In his new series of works Untitled (Bichos) (2024), Kasper Akhøj documents the weekly conservation protocol for Lygia Clark’s Bichos––also known as Critters––a series of hinged, unstable sculptures created in aluminum by the Brazilian artist beginning in 1959. Untitled (Bichos) includes a series of analogue, black and white photographs, hand printed by the artist, taken over the summer of 2024 in the conservation laboratories of Pinacoteca de São Paulo, where Clark’s Bichos were on show in the exhibition Lygia Clark: Project for a Planet.
With Untitled (Bichos), Akhøj continues his practice of complicating the history and theory of mid-twentieth century modernism by documenting the processes of preservation, displacement, replication and alteration through which works of art, architecture and design are transmitted over time.
In Welcome (To The Teknival) (2008-2017), Akhøj traced the transformation of the villa E.1027 by architect Eileen Gray over a nine year period as it undergoes comprehensive conservation work, including the removal of graffiti and the restoration of murals painted on the white walls of Gray’s building by Le Corbusier. Yet, whereas previous works, such as Welcome (To The Teknival), revolve around themes of replication and authorship, Untitled (Bichos) focuses on the use of things as an object in itself.
The Bichos mark a moment in Clark’s career when she had abandoned conventional forms of painting and sculpture turning instead to an art of participation. Intended to be handled and manipulated by exhibition goers, the Bichos prepare the evolution of Clark’s practice, after her move to Paris in the 1970s, into a form of psychotherapy centered on group interactions and the use of relational objects.
In Untitled (Bichos) Akhøj contraposes the reparatory process that the sculptures may or may not have been intended for with the maintenance work on the sculptures themselves that is necessitated by their constant handling while on display. Thus, the work brings to our attention the ways in which the functions of collection, conservation, and display are negotiated in modern art museums as well as how those negotiations often boil down to a distribution of care.
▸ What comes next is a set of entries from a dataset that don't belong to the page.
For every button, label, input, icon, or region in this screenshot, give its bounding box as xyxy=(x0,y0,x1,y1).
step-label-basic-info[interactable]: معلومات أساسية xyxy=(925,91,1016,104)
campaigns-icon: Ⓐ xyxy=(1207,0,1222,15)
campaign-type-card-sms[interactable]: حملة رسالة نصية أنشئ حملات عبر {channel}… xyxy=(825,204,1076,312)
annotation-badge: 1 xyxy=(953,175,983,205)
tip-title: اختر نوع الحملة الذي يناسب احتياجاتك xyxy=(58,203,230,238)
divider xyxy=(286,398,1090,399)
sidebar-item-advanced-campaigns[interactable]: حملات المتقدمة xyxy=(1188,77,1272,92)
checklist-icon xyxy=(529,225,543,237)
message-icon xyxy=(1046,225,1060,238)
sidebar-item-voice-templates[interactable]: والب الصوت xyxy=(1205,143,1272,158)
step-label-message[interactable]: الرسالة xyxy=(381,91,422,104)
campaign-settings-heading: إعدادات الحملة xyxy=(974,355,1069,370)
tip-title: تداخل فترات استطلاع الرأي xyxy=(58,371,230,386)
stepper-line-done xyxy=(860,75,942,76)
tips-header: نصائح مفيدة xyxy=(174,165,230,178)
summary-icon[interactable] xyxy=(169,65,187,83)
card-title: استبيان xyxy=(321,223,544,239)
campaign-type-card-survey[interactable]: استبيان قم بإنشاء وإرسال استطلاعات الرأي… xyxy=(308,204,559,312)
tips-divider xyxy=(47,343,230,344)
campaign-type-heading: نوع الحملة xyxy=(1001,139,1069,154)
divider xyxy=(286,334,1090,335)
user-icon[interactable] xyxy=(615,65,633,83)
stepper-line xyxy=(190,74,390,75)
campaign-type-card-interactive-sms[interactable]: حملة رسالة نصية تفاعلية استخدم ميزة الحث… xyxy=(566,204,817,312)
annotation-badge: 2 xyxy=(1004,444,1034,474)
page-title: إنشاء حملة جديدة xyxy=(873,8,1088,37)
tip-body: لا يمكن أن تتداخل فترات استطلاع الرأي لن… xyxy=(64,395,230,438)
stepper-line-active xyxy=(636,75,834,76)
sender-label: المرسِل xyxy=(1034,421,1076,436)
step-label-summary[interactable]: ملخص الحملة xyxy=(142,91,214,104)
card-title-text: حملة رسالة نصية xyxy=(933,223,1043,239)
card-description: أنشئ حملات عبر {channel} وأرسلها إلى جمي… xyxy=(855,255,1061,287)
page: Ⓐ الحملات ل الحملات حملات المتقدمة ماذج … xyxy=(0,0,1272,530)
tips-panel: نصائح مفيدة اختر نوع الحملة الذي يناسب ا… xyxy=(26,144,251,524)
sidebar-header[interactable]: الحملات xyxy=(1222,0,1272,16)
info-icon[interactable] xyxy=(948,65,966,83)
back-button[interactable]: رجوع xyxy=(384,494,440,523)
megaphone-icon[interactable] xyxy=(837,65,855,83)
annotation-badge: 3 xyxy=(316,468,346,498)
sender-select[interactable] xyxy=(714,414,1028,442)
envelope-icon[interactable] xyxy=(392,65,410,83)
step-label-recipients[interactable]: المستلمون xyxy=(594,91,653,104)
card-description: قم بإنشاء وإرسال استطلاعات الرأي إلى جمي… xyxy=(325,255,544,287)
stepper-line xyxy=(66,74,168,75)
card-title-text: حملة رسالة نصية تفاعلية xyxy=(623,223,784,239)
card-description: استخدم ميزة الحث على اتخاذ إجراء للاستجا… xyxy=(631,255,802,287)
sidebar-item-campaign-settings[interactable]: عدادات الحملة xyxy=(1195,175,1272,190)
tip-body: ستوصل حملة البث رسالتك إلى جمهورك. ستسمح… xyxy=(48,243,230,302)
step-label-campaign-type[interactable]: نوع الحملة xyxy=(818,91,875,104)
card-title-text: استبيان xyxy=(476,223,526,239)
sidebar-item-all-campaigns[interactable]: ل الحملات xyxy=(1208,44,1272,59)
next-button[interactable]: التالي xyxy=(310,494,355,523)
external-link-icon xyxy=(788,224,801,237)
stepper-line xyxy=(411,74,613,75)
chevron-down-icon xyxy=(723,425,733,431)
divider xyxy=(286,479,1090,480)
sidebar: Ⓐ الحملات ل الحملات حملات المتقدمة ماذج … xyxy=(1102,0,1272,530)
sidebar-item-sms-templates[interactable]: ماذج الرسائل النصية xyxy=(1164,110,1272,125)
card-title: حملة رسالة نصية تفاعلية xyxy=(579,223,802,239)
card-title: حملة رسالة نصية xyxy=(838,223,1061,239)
In the gallery’s adjacent space, Akhøj presents Abstracta (2007–), a slide projection documenting his research on the socio-economic and political history of the display system by the same name. Abstracta was conceived by the Danish designer Poul Cadovius (1911–2011) for the 1960 International fair in Brussels as a modular system that could be expanded almost infinitely. While only moderately successful in the West, unlicensed versions of Abstracta unknown to its designer, were produced in China and later found a market in Yugoslavia where they became ubiquitous across retail and public institutions over a 30-year period beginning in the 1970s. While Abstracta’s modularity and reproducibility may have appealed to either socialist economic principles or the communist imaginary, or both, the patent for Abstracta has since been purchased by an American corporation thus inaugurating a new chapter in the history of the system.